Sample search (click to run) What WOULD be matched What would NOT be matched
might (*) know might know
might never know
might never really know (without {}, matches at most one word)
 
was (really) interesting was interesting (really is optional)
was really interesting
was very interesting (not really)
was not really interesting (too many words)
BE (NEG) worried is worried (NEG is optional)
are n't worried
is really worried (not NEG)
is n't so worried (two words, search is max of 1)
made (*){3} money made more money ( {3} means 0-3 words)
made
a lot more money (max of 3 words)
made quite a bit of money (4 words; max of 3)
take * (NOUN){2} away take it away (it from *, which is not optional; no other words from {2}, since 0-2 words)
take the money away (the from *, money (one slot) from {2})
take even more money away (the from *, more money (two slots) from {2})
take away (* forces at least one word)
take it quickly away (no NOUN)
take even more easy money away (more easy money = 3 words)
I (VERB+){3} NOTICE_v I was noticing
I had never even noticed (VERB+ matches any verb, including do, be, have; VERB is only lexical verbs)
I sometimes notice (no VERB+)
I had never even ever noticed (4 words; max of 3)

 Some additional notes:

1. Because a "flex search" had involve up to seven different searches (see above), there are some limits on the number of flex searches in a given 24 hour period. For those who do not have a premium or academic license, there is a limit of five flex searches in 24 hours. Those who do have a license can do up to 50 flex searches in a 24 hour period.

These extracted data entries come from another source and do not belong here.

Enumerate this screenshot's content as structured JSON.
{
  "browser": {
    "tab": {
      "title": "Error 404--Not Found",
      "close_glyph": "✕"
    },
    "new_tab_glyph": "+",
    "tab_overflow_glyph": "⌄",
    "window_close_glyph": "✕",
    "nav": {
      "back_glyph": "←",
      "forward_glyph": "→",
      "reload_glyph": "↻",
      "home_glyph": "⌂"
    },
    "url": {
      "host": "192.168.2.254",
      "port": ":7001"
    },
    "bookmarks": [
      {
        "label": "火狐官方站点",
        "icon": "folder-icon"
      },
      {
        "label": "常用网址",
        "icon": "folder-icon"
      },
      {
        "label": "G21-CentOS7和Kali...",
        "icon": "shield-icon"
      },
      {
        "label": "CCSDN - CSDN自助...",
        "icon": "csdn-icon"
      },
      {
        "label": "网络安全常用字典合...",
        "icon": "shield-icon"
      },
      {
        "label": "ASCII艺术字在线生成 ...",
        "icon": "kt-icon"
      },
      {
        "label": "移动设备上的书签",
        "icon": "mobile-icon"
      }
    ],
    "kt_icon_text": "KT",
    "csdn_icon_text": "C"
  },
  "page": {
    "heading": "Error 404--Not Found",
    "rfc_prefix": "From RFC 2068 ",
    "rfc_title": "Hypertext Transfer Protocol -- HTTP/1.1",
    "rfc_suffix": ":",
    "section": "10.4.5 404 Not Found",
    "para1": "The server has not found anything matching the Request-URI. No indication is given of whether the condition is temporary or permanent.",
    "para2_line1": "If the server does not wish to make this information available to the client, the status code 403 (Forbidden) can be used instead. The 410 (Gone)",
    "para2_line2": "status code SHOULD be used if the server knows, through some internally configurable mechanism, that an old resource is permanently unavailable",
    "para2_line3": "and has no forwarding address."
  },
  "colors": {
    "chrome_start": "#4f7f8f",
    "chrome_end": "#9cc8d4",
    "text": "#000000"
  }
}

2. Again, because of the number of searches that are done in a flex search, it would take a long time to do these searches if all of the "slots" are high frequency. This can be a real limitation in very large corpora like NOW (19+ billion words) or iWeb (14 billion words). So a search like HAVE (ADJ){3} time probably won't work in those corpora -- HAVE and time are too high of frequency. In a case like this, you will probably need to do these as a series of separate searches -- HAVE time, HAVE * time, HAVE * ADJ time, etc. But again, this should not be a problem with a small corpus like the BNC.